Forty-eight percent of college graduates have jobs that do not require a four-year college education, finds a new study by Richard Vedder, Christopher Denhart, and Jonathan Robe of the Center for College Affordability and Productivity. They also report: “In 1970, fewer than one percent of taxi drivers and two percent of firefighters had college degrees, while now more than 15 percent do in both jobs.” Vedder, Denhart, and Robe contend the country is churning out too many college graduates, and is wasting resources on higher education that could be better spent elsewhere—not the least of which are the years healthy young adults spend not being productive so that they can spend more time socializing.
But what of the many studies showing that college graduates earn a significant wage premium over high school graduates? The authors point out a number of problems with inferring from those data that college is worth the cost. Most crucially, they contend that the value of a college degree lies in the signal it sends potential employers about a graduate’s fitness for employment rather than in the actual education the candidate has received. And as employers have increasingly relied on that signal to screen job applicants, more people have pursued the credential, causing its value for recent graduates to decline.
As labor market realities make the real value of a degree clearer, we might expect fewer people to choose to go to college, and the problem would fix itself. As Vedder, Denhart, and Robe point out, however, there is a major problem with that scenario: Massive federal loan subsidies already incentivize college attendance, and politicians may be planning to increase the subsidies.

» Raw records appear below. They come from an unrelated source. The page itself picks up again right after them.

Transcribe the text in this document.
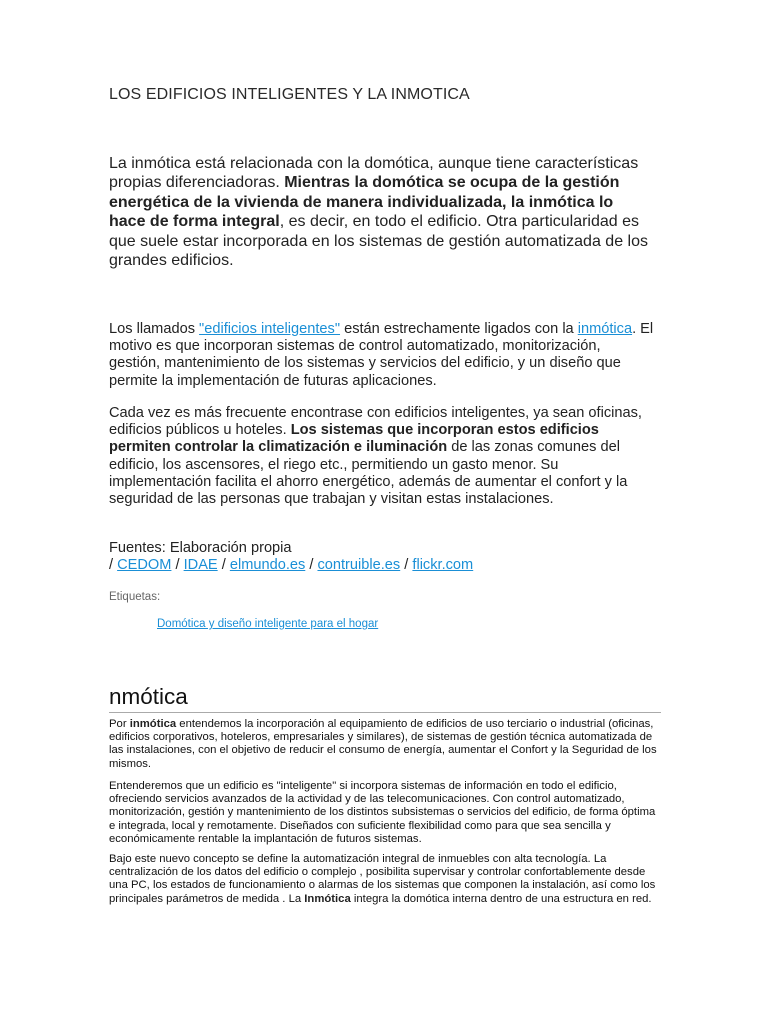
LOS EDIFICIOS INTELIGENTES Y LA INMOTICA

La inmótica está relacionada con la domótica, aunque tiene características propias diferenciadoras. Mientras la domótica se ocupa de la gestión energética de la vivienda de manera individualizada, la inmótica lo hace de forma integral, es decir, en todo el edificio. Otra particularidad es que suele estar incorporada en los sistemas de gestión automatizada de los grandes edificios.

Los llamados "edificios inteligentes" están estrechamente ligados con la inmótica. El motivo es que incorporan sistemas de control automatizado, monitorización, gestión, mantenimiento de los sistemas y servicios del edificio, y un diseño que permite la implementación de futuras aplicaciones.

Cada vez es más frecuente encontrase con edificios inteligentes, ya sean oficinas, edificios públicos u hoteles. Los sistemas que incorporan estos edificios permiten controlar la climatización e iluminación de las zonas comunes del edificio, los ascensores, el riego etc., permitiendo un gasto menor. Su implementación facilita el ahorro energético, además de aumentar el confort y la seguridad de las personas que trabajan y visitan estas instalaciones.

Fuentes: Elaboración propia
/ CEDOM / IDAE / elmundo.es / contruible.es / flickr.com

Etiquetas:

Domótica y diseño inteligente para el hogar
nmótica

Por inmótica entendemos la incorporación al equipamiento de edificios de uso terciario o industrial (oficinas, edificios corporativos, hoteleros, empresariales y similares), de sistemas de gestión técnica automatizada de las instalaciones, con el objetivo de reducir el consumo de energía, aumentar el Confort y la Seguridad de los mismos.

Entenderemos que un edificio es "inteligente" si incorpora sistemas de información en todo el edificio, ofreciendo servicios avanzados de la actividad y de las telecomunicaciones. Con control automatizado, monitorización, gestión y mantenimiento de los distintos subsistemas o servicios del edificio, de forma óptima e integrada, local y remotamente. Diseñados con suficiente flexibilidad como para que sea sencilla y económicamente rentable la implantación de futuros sistemas.

Bajo este nuevo concepto se define la automatización integral de inmuebles con alta tecnología. La centralización de los datos del edificio o complejo , posibilita supervisar y controlar confortablemente desde una PC, los estados de funcionamiento o alarmas de los sistemas que componen la instalación, así como los principales parámetros de medida . La Inmótica integra la domótica interna dentro de una estructura en red.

President Obama, for example, has stated that the nation’s goal should be to increase the number of people attending a four-year college so that “by 2020, America will once again have the highest proportion of college graduates in the world.” [“Why Are Recent College Graduates Underemployed? University Enrollments and Labor Market Realities,” by Richard Veder, Christopher Denhart, and Jonathan Robe, Center for College Affordability and Productivity, January 2013.]